Any rule of damages which permits the recovery for losses beyond the first calf crop makes the selling defendant accept in some degree another variable, and that is the risk of the buying plaintiff's management.

Allowing recovery for consequential damages up to the first calf crop does permit plaintiffs to produce evidence to show the effect of the variables in the first year and does make defendant accept what may be inequities in the appraisal of those variables. It may seem arbitrary to hold that the uncertainties up to the first calf crop may be tolerated but that no matter what the proof is the uncertainties beyond that point will not be. At some point, however, the degree of uncertainty permitted becomes a question of law. The fact is that as to the first calf crop we deal with cows that were born and did live long enough to become fertile.

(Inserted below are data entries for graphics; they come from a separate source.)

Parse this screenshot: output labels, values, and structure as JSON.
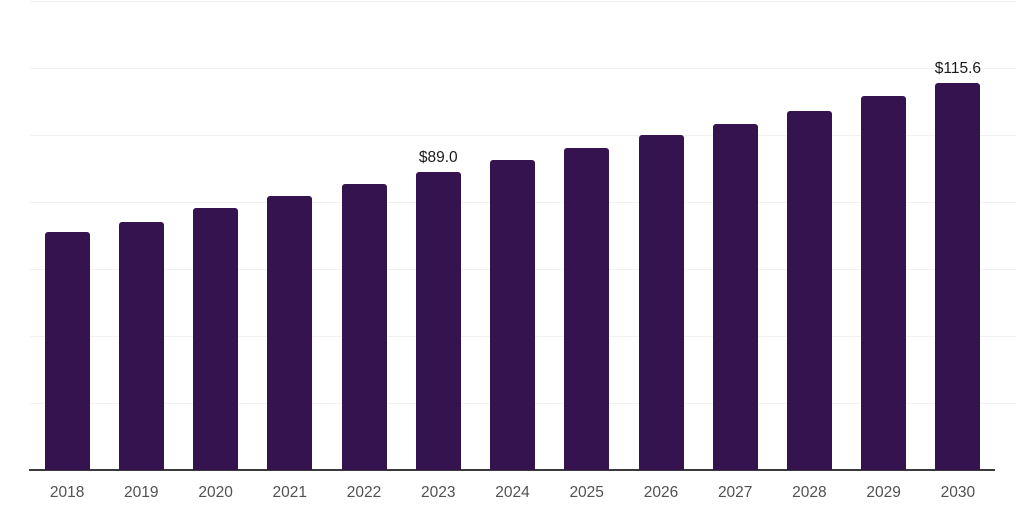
{
  "chart_data": {
    "type": "bar",
    "title": "",
    "xlabel": "",
    "ylabel": "",
    "categories": [
      "2018",
      "2019",
      "2020",
      "2021",
      "2022",
      "2023",
      "2024",
      "2025",
      "2026",
      "2027",
      "2028",
      "2029",
      "2030"
    ],
    "values": [
      71.0,
      74.0,
      78.3,
      81.9,
      85.5,
      89.0,
      92.4,
      96.0,
      99.9,
      103.4,
      107.3,
      111.5,
      115.6
    ],
    "annotations": [
      {
        "index": 5,
        "text": "$89.0"
      },
      {
        "index": 12,
        "text": "$115.6"
      }
    ],
    "ylim": [
      0,
      140
    ],
    "grid_step": 20,
    "grid": true,
    "legend": false,
    "y_axis_labels_visible": false,
    "colors": {
      "bar": "#35134e",
      "grid": "#f2f2f2",
      "axis": "#3a3a3a",
      "tick_label": "#515151",
      "value_label": "#1a1a1a",
      "background": "#ffffff"
    }
  }
}
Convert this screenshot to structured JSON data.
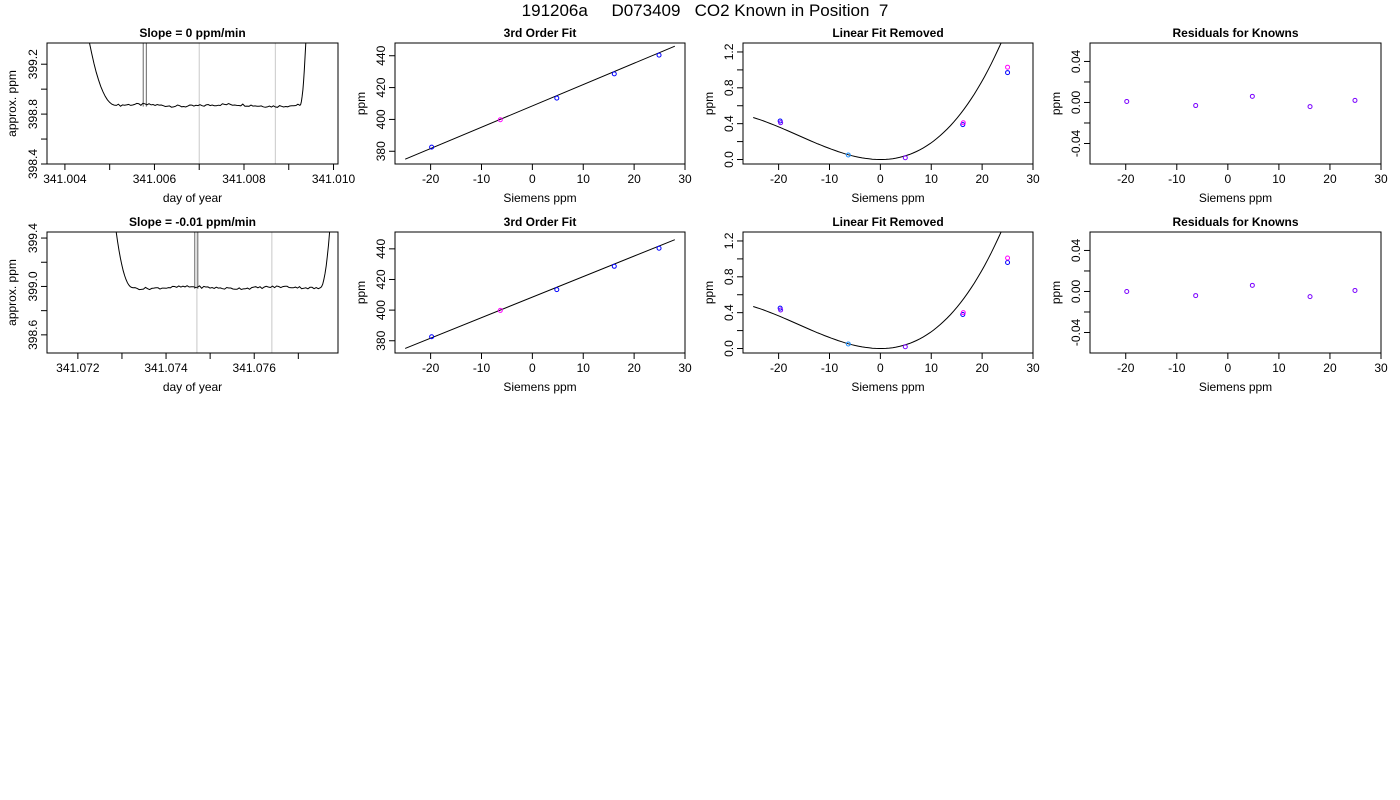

In the case of the second calf crop we must project a supposititious calf into a period of supposititious fertility followed by a supposititiously successful breeding which is in turn followed by a supposititiously successful calving, and hence motherhood. *246 In my opinion the need for these suppositions is sufficient to warrant a distinction between the loss of the first calf crop and the loss of the second and to permit the line to be drawn where I have drawn it.

In the event of a new trial the jury will be so instructed.

NOTES

[1] I am not discussing a duty to cover but rather what persons in the ranching industry might reasonably foresee.